What are the best practices for IT monitoring?
IT monitoring is an enormous task and in order to be successful it helps to follow some best practices, including being careful with the way alerts are set up, creating dashboards to help streamline your monitoring, embracing redundancy and keeping your eyes open for anomalies and outliers.
- Be careful when setting up alerts: “Alert fatigue” is a real phenomenon in which too many alerts overwhelm your IT team and can actually cause them to tune out and miss critical information. Be sure to design a system and cadence that doesn’t alert and distract the team when it isn’t necessary for them to be involved.
- Categorize alerts by level of severity: Some lower-severity alerts can be routed to junior analysts (or potentially handled automatically) whereas more severe alerts should be routed immediately to senior analysts with an alert to management. Create alerting levels that involve the right people at the right time.
- Determine how alerts should be delivered: Alerts can be delivered by email, by text or other mobile notifications, or by phone. In the same way that you assign the response to different levels of alert by severity, make sure the type of alert that goes along with it is appropriate.
- Spend the time to perfect your dashboards: A well-crafted IT monitoring dashboard can be a thing of beauty, as well as a powerful tool for your analysts, who will spend the majority of their days engaging with it. Spend the time necessary to refine your dashboards to give you the best possible information in the best possible way.
- Embrace redundancy: Don’t rely on a single source of data to determine the performance of a critical system or service. Having a secondary source of data can, for example, help you understand if a server has gone down or if you’ve only lost access to it.
- Keep your eyes open for outliers: The goal of IT monitoring is to ensure your systems are functioning at their best. It’s possible you could have a majority of users experiencing adequate to good performance while at the same time a minority are seeing extremely negative results. If you look only at the average or mean numbers, you can miss outliers that could signal major issues.

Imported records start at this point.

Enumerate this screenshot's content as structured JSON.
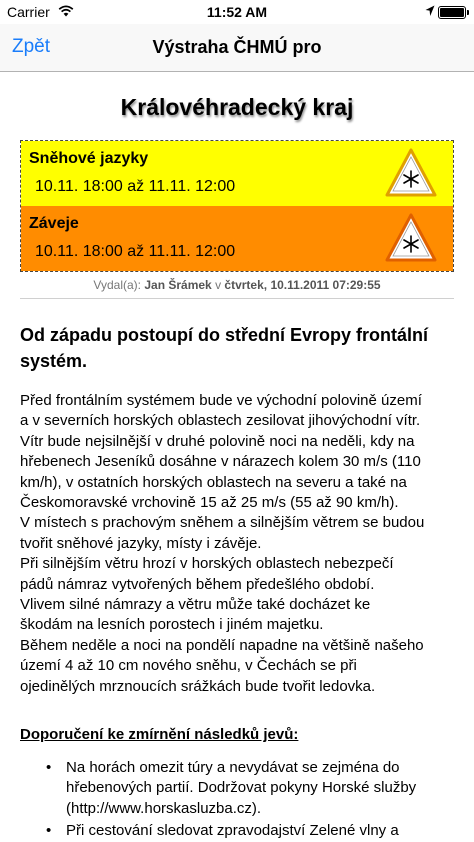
{
  "status_bar": {
    "carrier": "Carrier",
    "time": "11:52 AM"
  },
  "nav": {
    "back_label": "Zpět",
    "title": "Výstraha ČHMÚ pro"
  },
  "region": "Královéhradecký kraj",
  "warnings": [
    {
      "name": "Sněhové jazyky",
      "range": "10.11. 18:00 až 11.11. 12:00",
      "color": "#ffff00"
    },
    {
      "name": "Záveje",
      "range": "10.11. 18:00 až 11.11. 12:00",
      "color": "#ff8c00"
    }
  ],
  "issuer": {
    "prefix": "Vydal(a):",
    "name": "Jan Šrámek",
    "connector": "v",
    "date": "čtvrtek, 10.11.2011 07:29:55"
  },
  "headline": "Od západu postoupí do střední Evropy frontální systém.",
  "body_lines": [
    "Před frontálním systémem bude ve východní polovině území",
    "a v severních horských oblastech zesilovat jihovýchodní vítr.",
    "Vítr bude nejsilnější v druhé polovině noci na neděli, kdy na",
    "hřebenech Jeseníků dosáhne v nárazech kolem 30 m/s (110",
    "km/h), v ostatních horských oblastech na severu a také na",
    "Českomoravské vrchovině 15 až 25 m/s (55 až 90 km/h).",
    "V místech s prachovým sněhem a silnějším větrem se budou",
    "tvořit sněhové jazyky, místy i závěje.",
    "Při silnějším větru hrozí v horských oblastech nebezpečí",
    "pádů námraz vytvořených během předešlého období.",
    "Vlivem silné námrazy a větru může také docházet ke",
    "škodám na lesních porostech i jiném majetku.",
    "Během neděle a noci na pondělí napadne na většině našeho",
    "území 4 až 10 cm nového sněhu, v Čechách se při",
    "ojedinělých mrznoucích srážkách bude tvořit ledovka."
  ],
  "recommendations": {
    "title": "Doporučení ke zmírnění následků jevů:",
    "items": [
      "Na horách omezit túry a nevydávat se zejména do hřebenových partií. Dodržovat pokyny Horské služby (http://www.horskasluzba.cz).",
      "Při cestování sledovat zpravodajství Zelené vlny a"
    ]
  }
}
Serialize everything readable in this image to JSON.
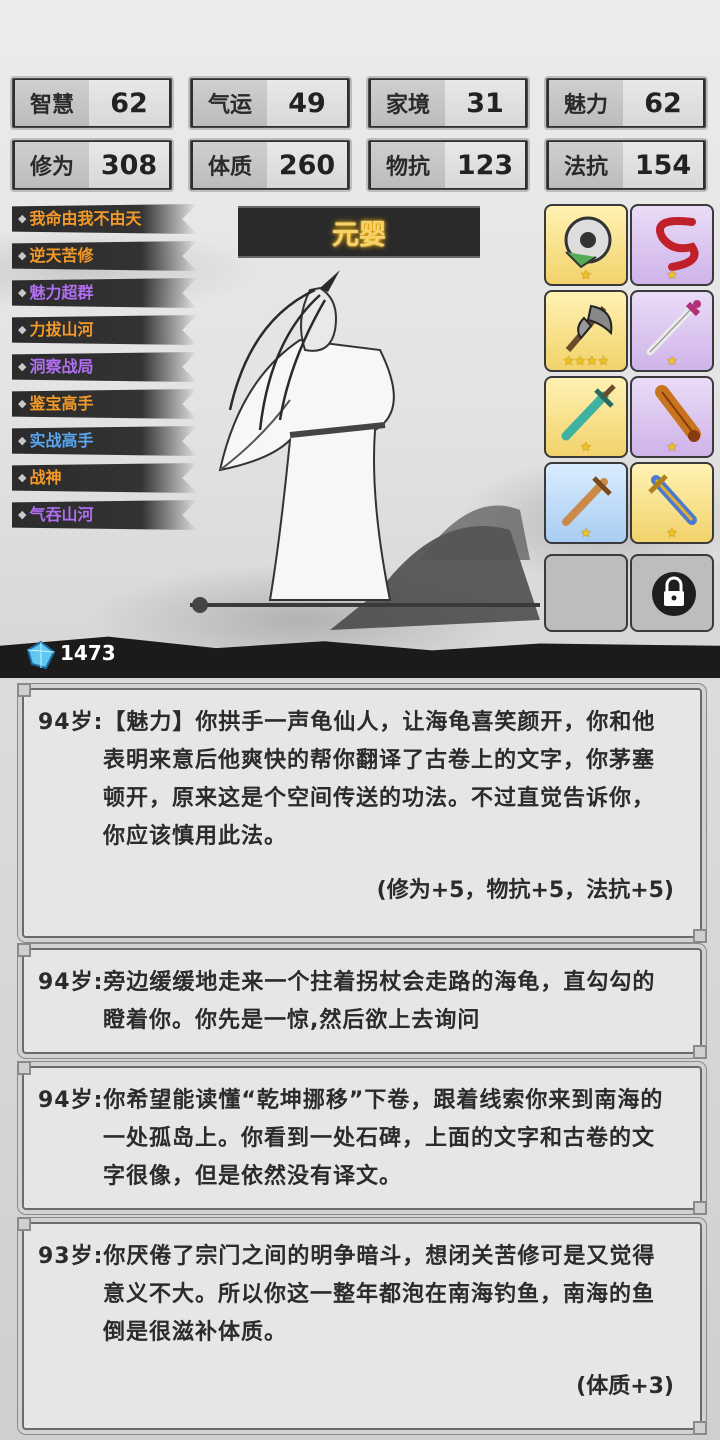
{
  "stats": [
    {
      "label": "智慧",
      "value": "62"
    },
    {
      "label": "气运",
      "value": "49"
    },
    {
      "label": "家境",
      "value": "31"
    },
    {
      "label": "魅力",
      "value": "62"
    },
    {
      "label": "修为",
      "value": "308"
    },
    {
      "label": "体质",
      "value": "260"
    },
    {
      "label": "物抗",
      "value": "123"
    },
    {
      "label": "法抗",
      "value": "154"
    }
  ],
  "talents": [
    {
      "label": "我命由我不由天",
      "color": "#f39a2a"
    },
    {
      "label": "逆天苦修",
      "color": "#f39a2a"
    },
    {
      "label": "魅力超群",
      "color": "#b06ef0"
    },
    {
      "label": "力拔山河",
      "color": "#f39a2a"
    },
    {
      "label": "洞察战局",
      "color": "#b06ef0"
    },
    {
      "label": "鉴宝高手",
      "color": "#f39a2a"
    },
    {
      "label": "实战高手",
      "color": "#5aa6f0"
    },
    {
      "label": "战神",
      "color": "#f39a2a"
    },
    {
      "label": "气吞山河",
      "color": "#b06ef0"
    }
  ],
  "realm": "元婴",
  "equipment": [
    {
      "name": "jade-ring-icon",
      "rarity": "gold",
      "stars": "★"
    },
    {
      "name": "red-ribbon-icon",
      "rarity": "purple",
      "stars": "★"
    },
    {
      "name": "battle-axe-icon",
      "rarity": "gold",
      "stars": "★★★★"
    },
    {
      "name": "sword-icon",
      "rarity": "purple",
      "stars": "★"
    },
    {
      "name": "jade-sword-icon",
      "rarity": "gold",
      "stars": "★"
    },
    {
      "name": "scroll-icon",
      "rarity": "purple",
      "stars": "★"
    },
    {
      "name": "wooden-sword-icon",
      "rarity": "blue",
      "stars": "★"
    },
    {
      "name": "golden-blade-icon",
      "rarity": "gold",
      "stars": "★"
    }
  ],
  "currency": {
    "icon": "crystal-gem-icon",
    "amount": "1473"
  },
  "logs": [
    {
      "text": "94岁:【魅力】你拱手一声龟仙人，让海龟喜笑颜开，你和他表明来意后他爽快的帮你翻译了古卷上的文字，你茅塞顿开，原来这是个空间传送的功法。不过直觉告诉你，你应该慎用此法。",
      "effect": "(修为+5，物抗+5，法抗+5)"
    },
    {
      "text": "94岁:旁边缓缓地走来一个拄着拐杖会走路的海龟，直勾勾的瞪着你。你先是一惊,然后欲上去询问",
      "effect": ""
    },
    {
      "text": "94岁:你希望能读懂“乾坤挪移”下卷，跟着线索你来到南海的一处孤岛上。你看到一处石碑，上面的文字和古卷的文字很像，但是依然没有译文。",
      "effect": ""
    },
    {
      "text": "93岁:你厌倦了宗门之间的明争暗斗，想闭关苦修可是又觉得意义不大。所以你这一整年都泡在南海钓鱼，南海的鱼倒是很滋补体质。",
      "effect": "(体质+3)"
    }
  ]
}
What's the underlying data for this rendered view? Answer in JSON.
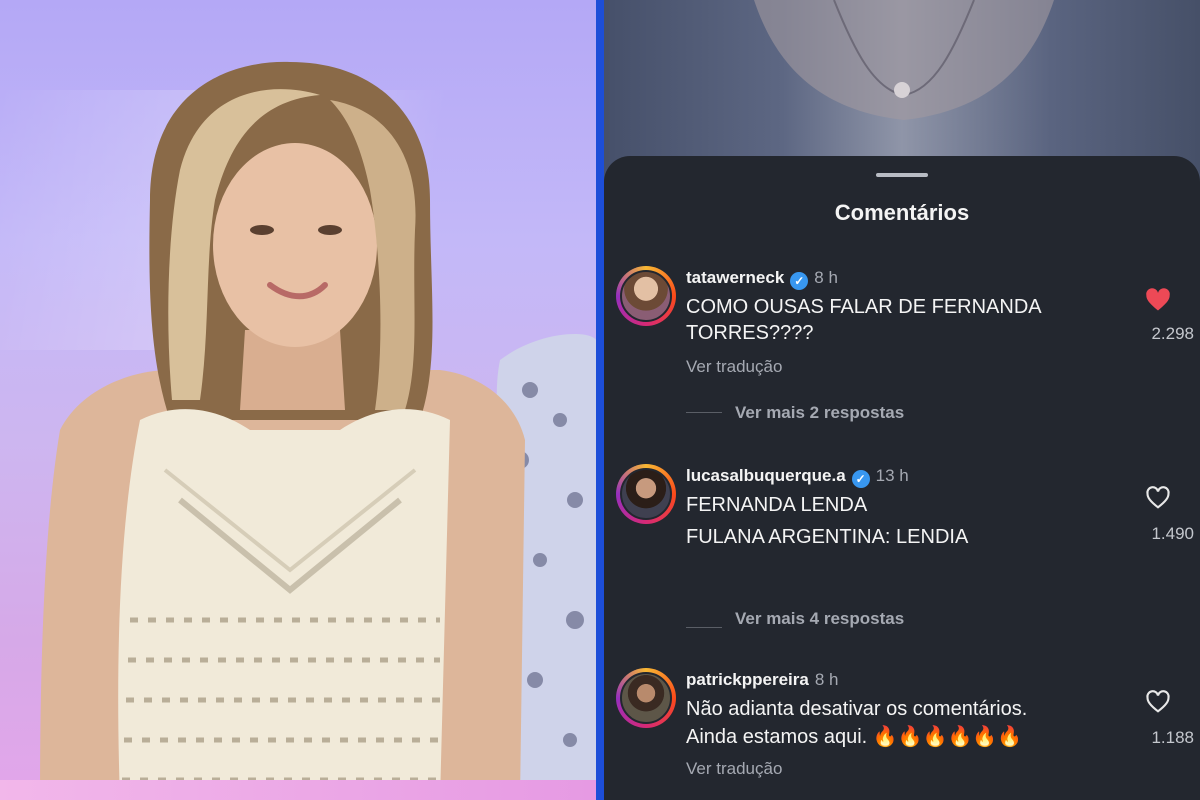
{
  "sheet": {
    "title": "Comentários"
  },
  "comments": [
    {
      "username": "tatawerneck",
      "verified": true,
      "time": "8 h",
      "lines": [
        "COMO OUSAS FALAR DE FERNANDA",
        "TORRES????"
      ],
      "translate_label": "Ver tradução",
      "replies_label": "Ver mais 2 respostas",
      "likes": "2.298",
      "liked": true
    },
    {
      "username": "lucasalbuquerque.a",
      "verified": true,
      "time": "13 h",
      "lines": [
        "FERNANDA LENDA",
        "FULANA ARGENTINA: LENDIA"
      ],
      "replies_label": "Ver mais 4 respostas",
      "likes": "1.490",
      "liked": false
    },
    {
      "username": "patrickppereira",
      "verified": false,
      "time": "8 h",
      "lines": [
        "Não adianta desativar os comentários.",
        "Ainda estamos aqui. 🔥🔥🔥🔥🔥🔥"
      ],
      "translate_label": "Ver tradução",
      "likes": "1.188",
      "liked": false
    }
  ],
  "colors": {
    "divider": "#1d4ed8",
    "sheet_bg": "#23272f",
    "heart_red": "#ed4956",
    "verified_blue": "#3897f0"
  },
  "icons": {
    "heart": "heart-icon",
    "verified": "verified-badge-icon"
  }
}
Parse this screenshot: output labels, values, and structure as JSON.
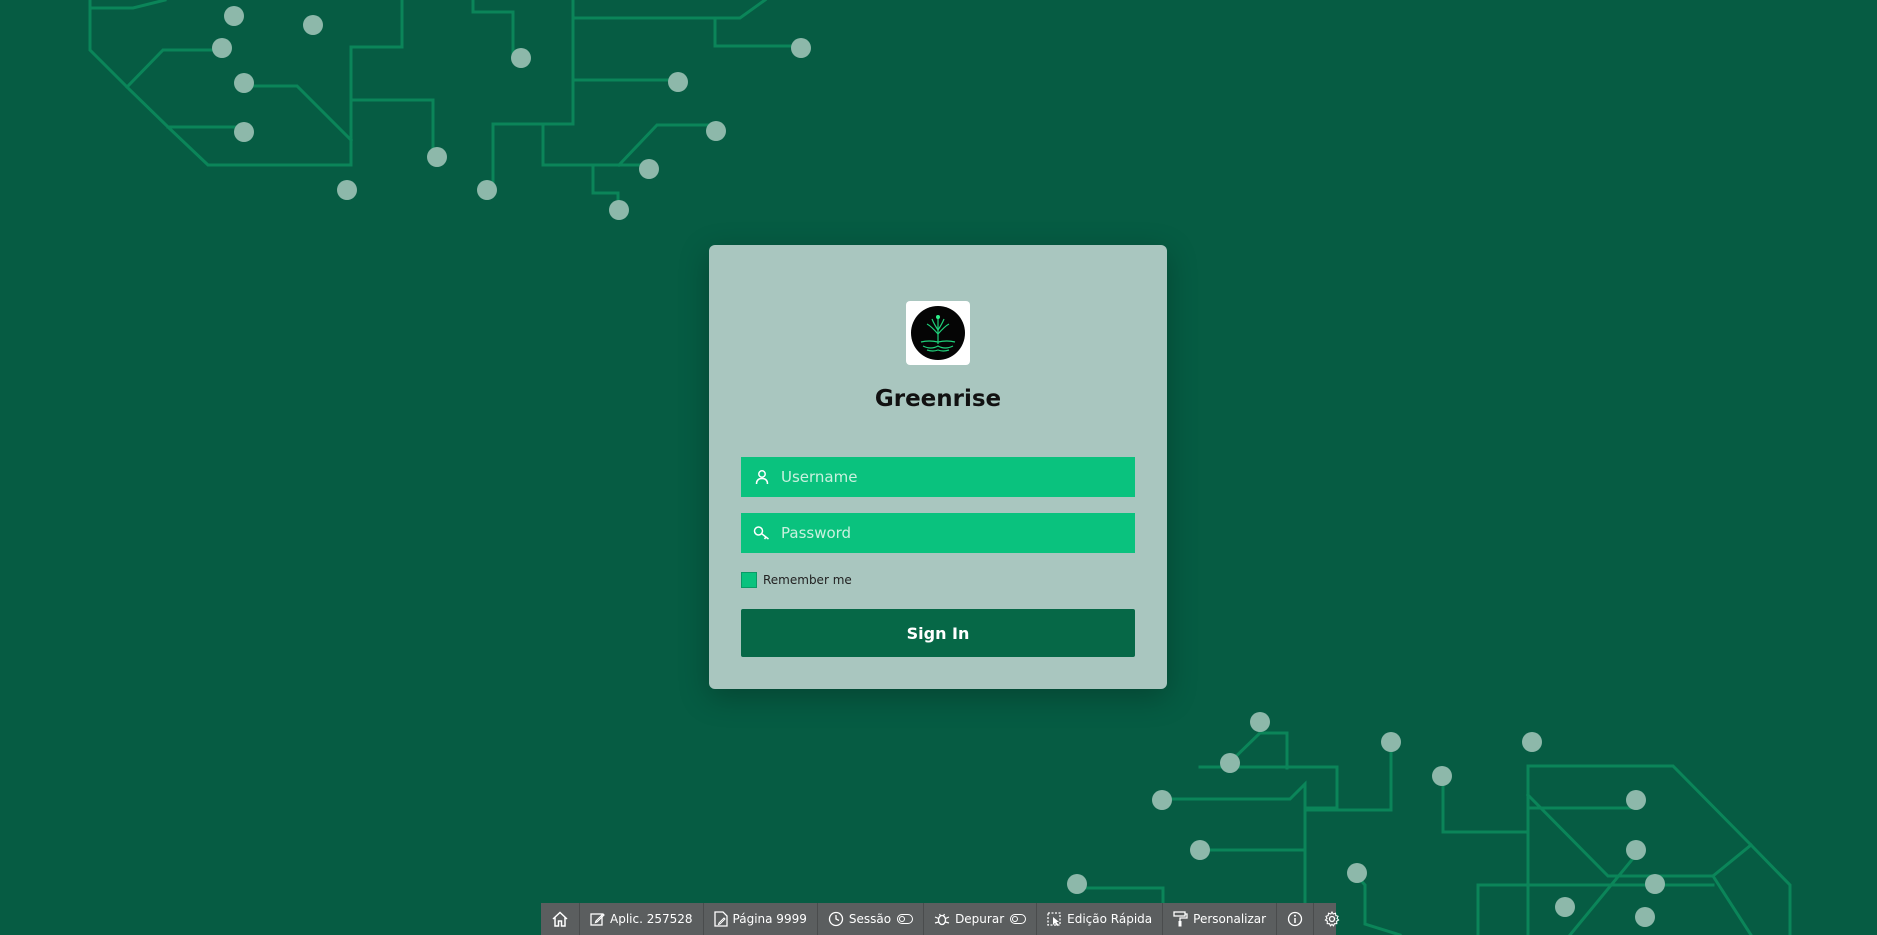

IT monitoring is not just about telling a technician when a server crashes. It’s also about predicting these problems in advance and, increasingly, automating a response to remedy performance issues before users are actually impacted.
As IT infrastructures have become increasingly complex, it has become essential for IT managers to implement systems that allow them to keep pace, a challenge which has become greater than ever. IT monitoring is an essential part of your business, not just to ensure system performance but to ensure the availability of critical business services.